Contrary to a whole range of “post-political” climate action projects, the perspective offered here brings politics back-in, and more specifically, draws attention to various forms of “carbo-populism” present across the spectrum, in Western, industrialized democracies. While they certainly are unpalatable and dangerous for the planet, their specific handling needs more subtlety than the liberal anathema against “populism”, which has become fashionable of late. Subtlety precisely requires meanings and contexts, sociological analysis of actors’ representation and political imaginaries, which, it is argued, are better addressed though democratic governance than any other, despite renewed temptations of green authoritarianism. Admittedly, the normative assumption that climate IS compatible with democracy requires a few adjustments in democratic governance, which theorists of green democracy are happy to discuss.

This conversation is of particular importance and consequence for progressives, who are still caught in the carbonic predicaments of social democracy, lacking the intellectual tools of their political transition, and, while praising social progress, appear either as futile idealists or conservatives captive of an old and deadly world-order.

 

Muriel Rouyer is Professor of Political Science.
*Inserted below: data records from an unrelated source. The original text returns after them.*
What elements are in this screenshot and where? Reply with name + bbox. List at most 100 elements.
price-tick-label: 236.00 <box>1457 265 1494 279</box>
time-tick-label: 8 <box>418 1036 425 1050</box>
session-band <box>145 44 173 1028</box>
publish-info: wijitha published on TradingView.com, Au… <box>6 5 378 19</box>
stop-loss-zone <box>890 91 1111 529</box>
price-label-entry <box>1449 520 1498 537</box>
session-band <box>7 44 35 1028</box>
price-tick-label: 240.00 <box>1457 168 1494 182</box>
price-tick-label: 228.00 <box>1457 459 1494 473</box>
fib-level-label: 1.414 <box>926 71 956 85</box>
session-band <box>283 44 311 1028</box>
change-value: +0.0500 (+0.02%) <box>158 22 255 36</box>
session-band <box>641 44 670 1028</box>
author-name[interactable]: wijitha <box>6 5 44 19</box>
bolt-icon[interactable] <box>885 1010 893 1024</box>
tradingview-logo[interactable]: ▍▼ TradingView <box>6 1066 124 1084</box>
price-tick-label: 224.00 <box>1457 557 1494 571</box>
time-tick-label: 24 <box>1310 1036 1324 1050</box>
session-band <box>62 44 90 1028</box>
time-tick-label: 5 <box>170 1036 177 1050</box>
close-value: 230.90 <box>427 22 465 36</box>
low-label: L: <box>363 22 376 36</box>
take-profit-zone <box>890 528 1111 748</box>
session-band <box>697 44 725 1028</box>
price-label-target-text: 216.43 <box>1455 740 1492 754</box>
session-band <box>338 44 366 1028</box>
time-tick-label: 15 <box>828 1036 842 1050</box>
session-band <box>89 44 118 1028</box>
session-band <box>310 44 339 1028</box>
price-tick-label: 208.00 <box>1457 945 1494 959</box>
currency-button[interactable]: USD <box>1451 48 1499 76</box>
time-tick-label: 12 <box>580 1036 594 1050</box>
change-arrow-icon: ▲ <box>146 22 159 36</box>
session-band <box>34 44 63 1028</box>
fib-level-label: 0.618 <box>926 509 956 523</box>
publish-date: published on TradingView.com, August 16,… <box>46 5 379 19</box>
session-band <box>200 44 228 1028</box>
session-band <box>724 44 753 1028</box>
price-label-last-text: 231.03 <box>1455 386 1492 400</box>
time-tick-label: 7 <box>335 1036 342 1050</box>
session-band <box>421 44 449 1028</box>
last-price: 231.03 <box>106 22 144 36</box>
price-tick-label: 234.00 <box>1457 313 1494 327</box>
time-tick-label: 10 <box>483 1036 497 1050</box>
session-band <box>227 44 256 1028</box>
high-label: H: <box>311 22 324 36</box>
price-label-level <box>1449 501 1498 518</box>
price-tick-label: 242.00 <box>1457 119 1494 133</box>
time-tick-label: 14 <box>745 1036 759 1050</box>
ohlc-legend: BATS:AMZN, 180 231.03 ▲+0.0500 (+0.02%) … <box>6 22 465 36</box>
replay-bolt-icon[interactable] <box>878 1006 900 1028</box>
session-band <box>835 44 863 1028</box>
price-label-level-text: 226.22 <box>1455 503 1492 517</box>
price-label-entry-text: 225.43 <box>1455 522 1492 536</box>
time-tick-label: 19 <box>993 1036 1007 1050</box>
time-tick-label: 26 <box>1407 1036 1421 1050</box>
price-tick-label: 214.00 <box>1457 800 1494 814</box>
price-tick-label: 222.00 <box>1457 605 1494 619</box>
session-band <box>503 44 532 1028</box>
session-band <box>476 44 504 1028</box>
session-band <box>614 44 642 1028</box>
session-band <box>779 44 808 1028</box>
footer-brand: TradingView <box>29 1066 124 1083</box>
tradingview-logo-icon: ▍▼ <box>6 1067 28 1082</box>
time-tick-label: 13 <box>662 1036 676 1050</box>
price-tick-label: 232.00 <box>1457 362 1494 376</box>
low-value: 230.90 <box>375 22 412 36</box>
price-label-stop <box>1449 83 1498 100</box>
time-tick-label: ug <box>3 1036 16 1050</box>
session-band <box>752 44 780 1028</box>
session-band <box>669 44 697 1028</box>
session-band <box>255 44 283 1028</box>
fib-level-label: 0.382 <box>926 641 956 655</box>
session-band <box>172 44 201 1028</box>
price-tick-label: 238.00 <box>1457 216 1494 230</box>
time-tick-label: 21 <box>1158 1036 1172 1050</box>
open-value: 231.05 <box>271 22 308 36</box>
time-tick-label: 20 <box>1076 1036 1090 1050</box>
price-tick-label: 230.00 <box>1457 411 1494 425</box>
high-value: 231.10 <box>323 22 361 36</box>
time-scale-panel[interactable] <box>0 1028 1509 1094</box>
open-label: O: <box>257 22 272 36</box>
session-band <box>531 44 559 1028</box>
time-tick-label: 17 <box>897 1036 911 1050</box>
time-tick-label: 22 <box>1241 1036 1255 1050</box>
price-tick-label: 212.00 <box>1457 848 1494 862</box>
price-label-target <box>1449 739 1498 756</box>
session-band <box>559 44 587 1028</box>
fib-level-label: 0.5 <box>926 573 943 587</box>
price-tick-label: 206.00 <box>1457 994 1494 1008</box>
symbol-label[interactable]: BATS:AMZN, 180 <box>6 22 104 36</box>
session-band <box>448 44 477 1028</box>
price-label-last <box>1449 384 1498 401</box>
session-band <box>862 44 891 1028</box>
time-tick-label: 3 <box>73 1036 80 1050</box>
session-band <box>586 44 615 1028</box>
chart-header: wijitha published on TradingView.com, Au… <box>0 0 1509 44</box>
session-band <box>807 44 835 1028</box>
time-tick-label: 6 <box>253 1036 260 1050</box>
After 10 years spent in the US teaching at Harvard Kennedy School of Government on Europe and Green Politics and Public Policy, she is back at the Law Faculty in Nantes University, where she is affiliated at the CNRS research unit UMR 6297 Droit et Changement Social. Political theorist by training, she has also become a public policy analyst by practice and is interested in the transformations of democracy in post-war Europe, European democracy and cosmopolitanism, transnational mobilizations, and, more recently, the greening and internationalization of democracy.

Administratively, she is in charge of the “Parcours Europe” undergraduate cursus. She teaches Political Science courses (European politics and policies, International Relations, Political Philosophy, Green politics and policy) at the Master degree Political Science of Europe.